Not only will setting ambitious emission reduction targets help with climate change, it will also lead to cleaner and more resilient cities and infrastructure systems. Energy systems with high percentages of renewables — or even decarbonized power grids — are better able to resist shocks than those heavily dependent on fossil fuels such as natural gas and coal.

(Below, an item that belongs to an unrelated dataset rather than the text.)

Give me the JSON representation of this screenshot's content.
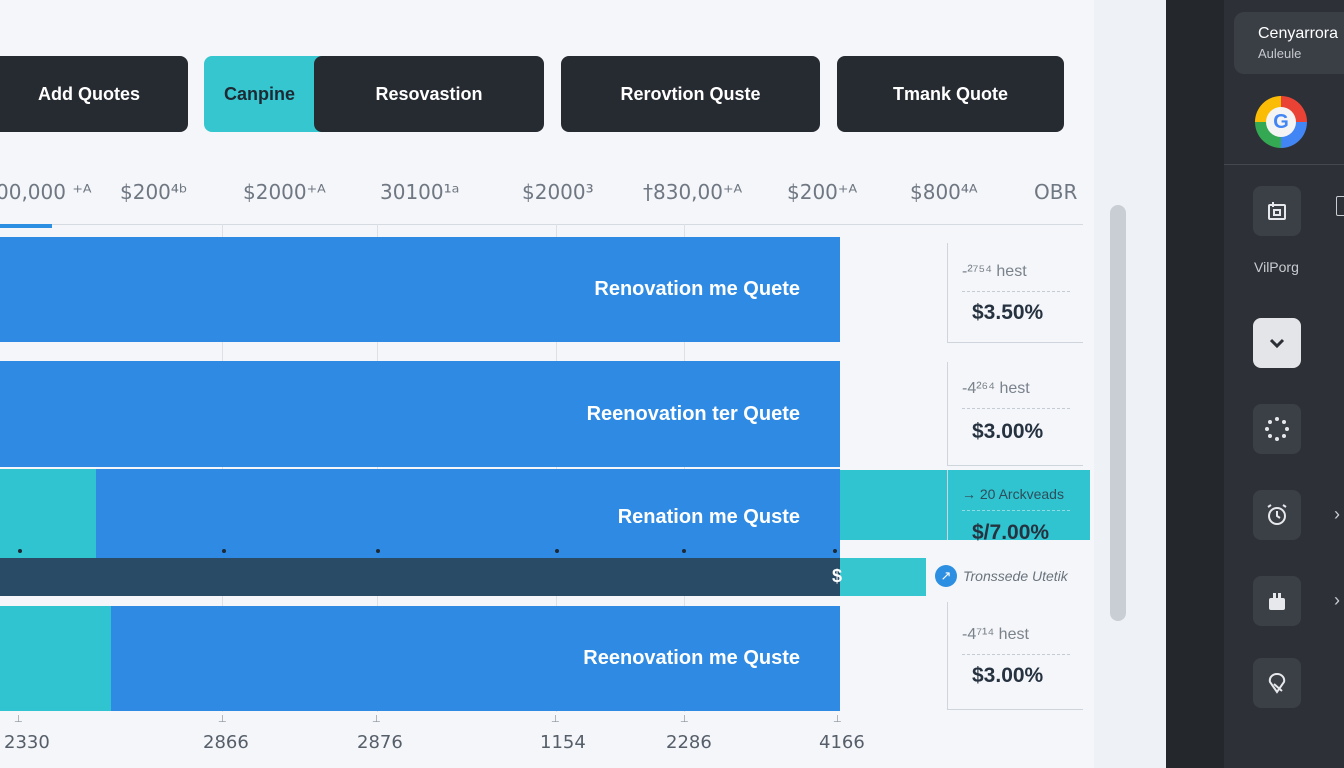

Extreme weather events such as this year’s winter storm are expected, and we need to adapt our infrastructure to withstand such stressors. And we especially need to take into consideration vulnerable communities, those that already suffer from chronic stressors related to toxic pollution, poverty, food insecurity, mixed immigration status and gentrification. States and communities around the country have begun to prepare for climate change by developing their own climate adaptation plans; we have many examples to follow.
Our world leaders need to leave COP26 with actionable goals and with concrete, meaningful and realistic deadlines. And policymakers and leaders in Texas must do their part and adopt and accelerate measures to combat climate change, addressing energy infrastructure and equitable resilience. Only then will we rise to the challenge of climate change.
Leite is an associate professor and the John A. Focht Centennial Teaching Fellow in Civil Engineering in the Cockrell School of Engineering at the University of Texas. She serves on the leadership of a universitywide grand challenges initiative, Planet Texas 2050.